# DW - SPL Predictor...



## Bratwurst (Jan 23, 2009)

So who fancies a wee DW challenge of using the BBC SPL Predictor and see who's the best - just for a wee bit of fun?

http://news.bbc.co.uk/sport1/hi/scotland/8911889.stm

Maybe to make life easier we should make our usernames here the same as the logins for the predictor site?

I was thinking maybe those who enter , or make it known on here they have, could each pay the winner (out of us) like £1 or something, that way we can have a wee prize at the end of it all? Just a thought, might even be illegal, don't know? :lol:

Maybe a mod could tell me if this is allowed?

Also, anyone with ideas on how to liven it up come forward and speak-on...

ps. It's all free to enter and really easy to register!!


----------



## Bratwurst (Jan 23, 2009)

Another thing - would this be better for SPL interest in the Scotland section, or leave it here in off-topic seeing as it's er... off-topic?


----------



## johnnyguitar (Mar 24, 2010)

Put it in the Scotland section - I opened it thinking it was to do with Sound Pressure Levels :lol:
I didn't even know what the Scottish Premier League was!! Football eh? Small boys in the park, jumpers for goalposts!


----------



## RRobert (Aug 10, 2007)

You have to set up a mini league, u get to invite and include users via password. But I did this post last year and got hee haw response. Good luck.

http://www.detailingworld.co.uk/forum/showthread.php?t=130945


----------



## RRobert (Aug 10, 2007)

i have now set this league up (DW - Scotland) on behalf of wee_green_mini.

if you want to join us follow the link on the previous post to register and then "join mini league" password

iuhy53tn

good luck everyone, actually not _EVERYONE_ :lol:


----------



## Bratwurst (Jan 23, 2009)

Great stuff xpressvalet - didn't even know about minileague's!

Thanks very much for setting it up! :thumb:

Now all we need are some peeps to come along and join the throng.... 

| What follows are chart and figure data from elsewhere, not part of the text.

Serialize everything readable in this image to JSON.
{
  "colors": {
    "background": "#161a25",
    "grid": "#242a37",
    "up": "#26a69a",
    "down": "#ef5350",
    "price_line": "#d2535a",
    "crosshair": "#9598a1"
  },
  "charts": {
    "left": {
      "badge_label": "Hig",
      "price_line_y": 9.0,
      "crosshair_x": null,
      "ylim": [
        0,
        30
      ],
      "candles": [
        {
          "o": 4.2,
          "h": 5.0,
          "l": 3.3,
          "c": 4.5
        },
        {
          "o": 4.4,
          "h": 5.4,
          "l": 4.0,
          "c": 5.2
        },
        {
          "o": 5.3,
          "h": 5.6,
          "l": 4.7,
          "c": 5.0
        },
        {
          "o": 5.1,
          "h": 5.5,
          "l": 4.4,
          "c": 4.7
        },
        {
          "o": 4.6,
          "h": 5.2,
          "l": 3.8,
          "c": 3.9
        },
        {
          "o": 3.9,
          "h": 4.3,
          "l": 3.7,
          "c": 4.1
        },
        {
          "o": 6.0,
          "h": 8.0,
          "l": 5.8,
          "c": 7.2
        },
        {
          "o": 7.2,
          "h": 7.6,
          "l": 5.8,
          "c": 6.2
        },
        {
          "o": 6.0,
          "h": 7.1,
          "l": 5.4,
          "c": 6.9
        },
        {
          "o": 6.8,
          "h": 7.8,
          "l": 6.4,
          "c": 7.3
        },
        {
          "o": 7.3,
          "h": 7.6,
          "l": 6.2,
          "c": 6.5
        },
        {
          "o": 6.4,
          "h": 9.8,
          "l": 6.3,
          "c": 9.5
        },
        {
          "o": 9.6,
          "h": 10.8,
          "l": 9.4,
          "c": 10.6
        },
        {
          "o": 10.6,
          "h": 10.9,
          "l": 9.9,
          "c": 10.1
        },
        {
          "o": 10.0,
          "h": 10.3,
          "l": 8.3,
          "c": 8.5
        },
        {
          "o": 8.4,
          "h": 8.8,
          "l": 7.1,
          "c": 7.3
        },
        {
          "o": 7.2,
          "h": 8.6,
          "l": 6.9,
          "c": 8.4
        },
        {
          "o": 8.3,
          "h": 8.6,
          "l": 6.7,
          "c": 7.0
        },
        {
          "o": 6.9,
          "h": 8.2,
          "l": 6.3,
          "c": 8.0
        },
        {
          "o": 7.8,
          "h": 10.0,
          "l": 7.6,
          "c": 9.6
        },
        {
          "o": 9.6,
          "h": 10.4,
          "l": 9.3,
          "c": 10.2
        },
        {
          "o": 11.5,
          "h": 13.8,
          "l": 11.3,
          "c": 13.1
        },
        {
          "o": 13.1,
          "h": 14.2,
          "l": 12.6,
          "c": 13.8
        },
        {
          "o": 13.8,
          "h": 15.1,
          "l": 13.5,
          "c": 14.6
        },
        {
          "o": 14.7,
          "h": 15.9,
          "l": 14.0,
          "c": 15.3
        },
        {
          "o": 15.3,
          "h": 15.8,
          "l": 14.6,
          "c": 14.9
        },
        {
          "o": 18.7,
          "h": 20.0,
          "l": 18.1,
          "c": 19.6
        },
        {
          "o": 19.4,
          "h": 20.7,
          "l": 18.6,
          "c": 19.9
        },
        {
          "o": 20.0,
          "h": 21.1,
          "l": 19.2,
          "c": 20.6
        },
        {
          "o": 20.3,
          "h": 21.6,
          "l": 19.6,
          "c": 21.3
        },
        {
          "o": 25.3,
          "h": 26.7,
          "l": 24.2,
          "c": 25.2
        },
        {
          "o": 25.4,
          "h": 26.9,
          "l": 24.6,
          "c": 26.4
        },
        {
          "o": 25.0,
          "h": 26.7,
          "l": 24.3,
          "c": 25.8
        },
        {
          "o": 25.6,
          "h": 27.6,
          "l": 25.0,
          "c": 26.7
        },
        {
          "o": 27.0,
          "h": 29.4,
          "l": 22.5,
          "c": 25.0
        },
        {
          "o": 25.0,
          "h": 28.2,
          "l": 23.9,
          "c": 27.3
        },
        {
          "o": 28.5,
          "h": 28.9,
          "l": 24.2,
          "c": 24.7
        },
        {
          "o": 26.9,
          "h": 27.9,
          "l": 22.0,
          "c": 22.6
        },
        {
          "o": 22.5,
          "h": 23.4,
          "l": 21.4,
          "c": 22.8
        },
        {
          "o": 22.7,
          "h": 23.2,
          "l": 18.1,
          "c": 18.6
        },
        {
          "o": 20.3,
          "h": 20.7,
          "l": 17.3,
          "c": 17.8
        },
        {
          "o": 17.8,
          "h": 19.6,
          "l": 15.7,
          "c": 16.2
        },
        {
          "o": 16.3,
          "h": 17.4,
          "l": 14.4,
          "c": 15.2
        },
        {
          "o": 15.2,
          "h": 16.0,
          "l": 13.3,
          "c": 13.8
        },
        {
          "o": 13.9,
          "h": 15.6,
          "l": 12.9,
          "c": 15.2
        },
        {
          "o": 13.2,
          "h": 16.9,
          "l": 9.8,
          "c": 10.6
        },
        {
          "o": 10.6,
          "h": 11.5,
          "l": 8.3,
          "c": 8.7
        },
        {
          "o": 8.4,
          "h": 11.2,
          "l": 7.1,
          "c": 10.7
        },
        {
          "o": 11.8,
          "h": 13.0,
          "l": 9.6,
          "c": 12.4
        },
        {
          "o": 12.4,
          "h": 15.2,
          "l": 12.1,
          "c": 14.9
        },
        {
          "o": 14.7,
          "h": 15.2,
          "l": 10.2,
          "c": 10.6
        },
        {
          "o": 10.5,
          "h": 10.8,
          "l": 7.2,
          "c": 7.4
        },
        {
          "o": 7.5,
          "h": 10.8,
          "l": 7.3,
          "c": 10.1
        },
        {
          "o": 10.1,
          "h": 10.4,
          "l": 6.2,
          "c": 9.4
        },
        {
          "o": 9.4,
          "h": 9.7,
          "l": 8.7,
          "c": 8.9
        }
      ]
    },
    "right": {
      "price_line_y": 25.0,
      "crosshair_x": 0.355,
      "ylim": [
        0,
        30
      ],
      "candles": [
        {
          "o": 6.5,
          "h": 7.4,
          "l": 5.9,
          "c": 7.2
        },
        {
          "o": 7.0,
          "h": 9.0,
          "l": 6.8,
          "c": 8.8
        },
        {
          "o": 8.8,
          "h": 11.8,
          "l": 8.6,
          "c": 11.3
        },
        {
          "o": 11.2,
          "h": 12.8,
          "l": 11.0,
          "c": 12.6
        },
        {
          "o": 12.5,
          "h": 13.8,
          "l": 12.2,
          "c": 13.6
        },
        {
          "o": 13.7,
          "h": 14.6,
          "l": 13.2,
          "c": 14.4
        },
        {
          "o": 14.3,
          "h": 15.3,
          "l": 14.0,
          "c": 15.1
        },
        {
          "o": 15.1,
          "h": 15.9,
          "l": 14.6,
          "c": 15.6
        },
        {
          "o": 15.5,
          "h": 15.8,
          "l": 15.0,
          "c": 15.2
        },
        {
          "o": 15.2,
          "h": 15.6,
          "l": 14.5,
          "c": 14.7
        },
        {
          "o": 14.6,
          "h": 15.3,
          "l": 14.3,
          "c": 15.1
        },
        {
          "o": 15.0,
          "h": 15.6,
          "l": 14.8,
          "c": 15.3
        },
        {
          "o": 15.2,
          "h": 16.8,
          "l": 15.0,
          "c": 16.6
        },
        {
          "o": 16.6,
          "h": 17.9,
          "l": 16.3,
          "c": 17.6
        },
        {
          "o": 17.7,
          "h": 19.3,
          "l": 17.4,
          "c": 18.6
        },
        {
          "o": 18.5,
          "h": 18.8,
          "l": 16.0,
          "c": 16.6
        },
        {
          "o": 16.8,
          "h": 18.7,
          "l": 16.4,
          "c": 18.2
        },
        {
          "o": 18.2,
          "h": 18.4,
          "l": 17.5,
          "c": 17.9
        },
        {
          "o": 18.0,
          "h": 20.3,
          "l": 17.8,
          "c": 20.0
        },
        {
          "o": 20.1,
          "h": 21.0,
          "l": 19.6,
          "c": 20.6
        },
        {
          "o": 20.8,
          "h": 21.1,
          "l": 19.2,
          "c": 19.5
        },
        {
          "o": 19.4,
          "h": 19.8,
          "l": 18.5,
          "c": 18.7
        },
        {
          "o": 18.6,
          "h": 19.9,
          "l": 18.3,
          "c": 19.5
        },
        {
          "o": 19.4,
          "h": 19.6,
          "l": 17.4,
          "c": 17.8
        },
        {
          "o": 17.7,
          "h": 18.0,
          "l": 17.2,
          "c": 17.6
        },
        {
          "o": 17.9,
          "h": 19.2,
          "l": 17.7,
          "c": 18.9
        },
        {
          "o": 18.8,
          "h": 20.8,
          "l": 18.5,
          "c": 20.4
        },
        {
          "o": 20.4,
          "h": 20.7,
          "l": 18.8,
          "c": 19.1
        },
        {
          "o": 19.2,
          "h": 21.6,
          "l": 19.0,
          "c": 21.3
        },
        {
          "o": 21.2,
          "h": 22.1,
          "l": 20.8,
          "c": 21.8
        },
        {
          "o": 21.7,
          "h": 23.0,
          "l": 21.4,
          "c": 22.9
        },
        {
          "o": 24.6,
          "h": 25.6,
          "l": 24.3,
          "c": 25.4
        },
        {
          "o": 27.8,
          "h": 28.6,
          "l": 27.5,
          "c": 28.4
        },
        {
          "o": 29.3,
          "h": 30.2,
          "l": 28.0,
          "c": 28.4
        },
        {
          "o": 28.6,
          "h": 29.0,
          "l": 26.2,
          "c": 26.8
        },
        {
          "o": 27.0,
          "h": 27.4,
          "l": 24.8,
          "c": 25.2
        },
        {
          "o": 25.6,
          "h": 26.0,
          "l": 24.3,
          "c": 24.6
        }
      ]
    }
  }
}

Maybe they're too scared we teach them a lesson :devil::lol:


----------



## Deeg (Mar 30, 2009)

I'll get in to it but too busy to do it this week but will get back on to things next week. 

Count me in then!


----------



## Deeg (Mar 30, 2009)

Thats me signed up.

Come on folks only 5 of us????


----------



## Herefordquattro (May 31, 2010)

johnnyguitar said:


> Put it in the Scotland section - I opened it thinking it was to do with Sound Pressure Levels :lol:
> I didn't even know what the Scottish Premier League was!! Football eh? Small boys in the park, jumpers for goalposts!


not really football, and pointless having a league with only 2 teams in it


----------



## Bratwurst (Jan 23, 2009)

The OF are getting poorer all the time and all the rest are quickly catching us on the park. Not boring at all IMO, and getting more exciting. I would say we're almost at the stage where any team is capable of taking points off any other.


----------



## Herefordquattro (May 31, 2010)

sorry couldn't help the dig:devil:


----------



## Bratwurst (Jan 23, 2009)

Not a problem my man - I just felt I had to stick up for the SPL :thumb:


----------



## Serious (Mar 19, 2008)

not got a clue but im in


----------



## dee4life2005 (Sep 18, 2007)

Just joined. I already had an account for the predictor set up, so i`m listed as "DarkBlueDestroyers".
oh, and i'm top o the league  ... can't see that lasting for long though.


----------



## RRobert (Aug 10, 2007)

A week in football eh ? Número uno (for now!)

Good to see a handful of folks taking up the challenge :thumb:


----------



## Deeg (Mar 30, 2009)

It's not letting me sign in... been trying all day


----------



## Serious (Mar 19, 2008)

ooh...... got some right.


----------



## RRobert (Aug 10, 2007)

Deeg said:


> It's not letting me sign in... been trying all day


Seems some technical error  I have been signed innsince day one on my phone and has let me check the league table and make predictions this morning.


----------



## RRobert (Aug 10, 2007)

_Due to technical problems with our log-in system for The Predictor, the game is unavailable this week.
Some players had entered scores before the system locked everyone out. So that no-one has an unfair advantage, no points will be awarded this week. We are extremely sorry to interrupt your enjoyment of the game. Please come back next week when the new log-in system will be in place.
_

Doh! Had some stick-on scores predicted too. C'mon beeb.


----------



## Bratwurst (Jan 23, 2009)

I got the same email back to me too. At least they're keeping it fair.


----------



## Deeg (Mar 30, 2009)

xpressvalet said:


> _Due to technical problems with our log-in system for The Predictor, the game is unavailable this week.
> Some players had entered scores before the system locked everyone out. So that no-one has an unfair advantage, no points will be awarded this week. We are extremely sorry to interrupt your enjoyment of the game. Please come back next week when the new log-in system will be in place.
> _
> 
> Doh! Had some stick-on scores predicted too. C'mon beeb.


YEah I bet you had them all correct this week aswell! :thumb::thumb:


----------



## Bratwurst (Jan 23, 2009)

total balls by the BBC... predictor hasn't worked in weeks and now the log-in system's changed and lost all my details and info.


----------



## Deeg (Mar 30, 2009)

I've finallly managed to log in today all my points and stuff were still remembered under my new log in.

Dont worry wee_green_mini you didnt have that much points anyway I'm sure you'll easy manage to get back to the same total quite quickly!


----------



## Bratwurst (Jan 23, 2009)

Tried logging in to DW Scotland, DWScotland, DW-Scotland and DW - Scotland, but can't get in... could one of you confirm the exact name of the mini-league for me please?


----------



## Deeg (Mar 30, 2009)

DW - Scotland

password - iuhy53tn


----------



## Bratwurst (Jan 23, 2009)

Thanks Deeg, but the bloody site won't find it!

Aaaargggg


----------



## RRobert (Aug 10, 2007)

my re-registration went pretty straight forward,dunno what you^^ have done mate


----------



## Bratwurst (Jan 23, 2009)

I got re-registered fine, just can't find your/our Minileague.

Pain in the Bristols.


----------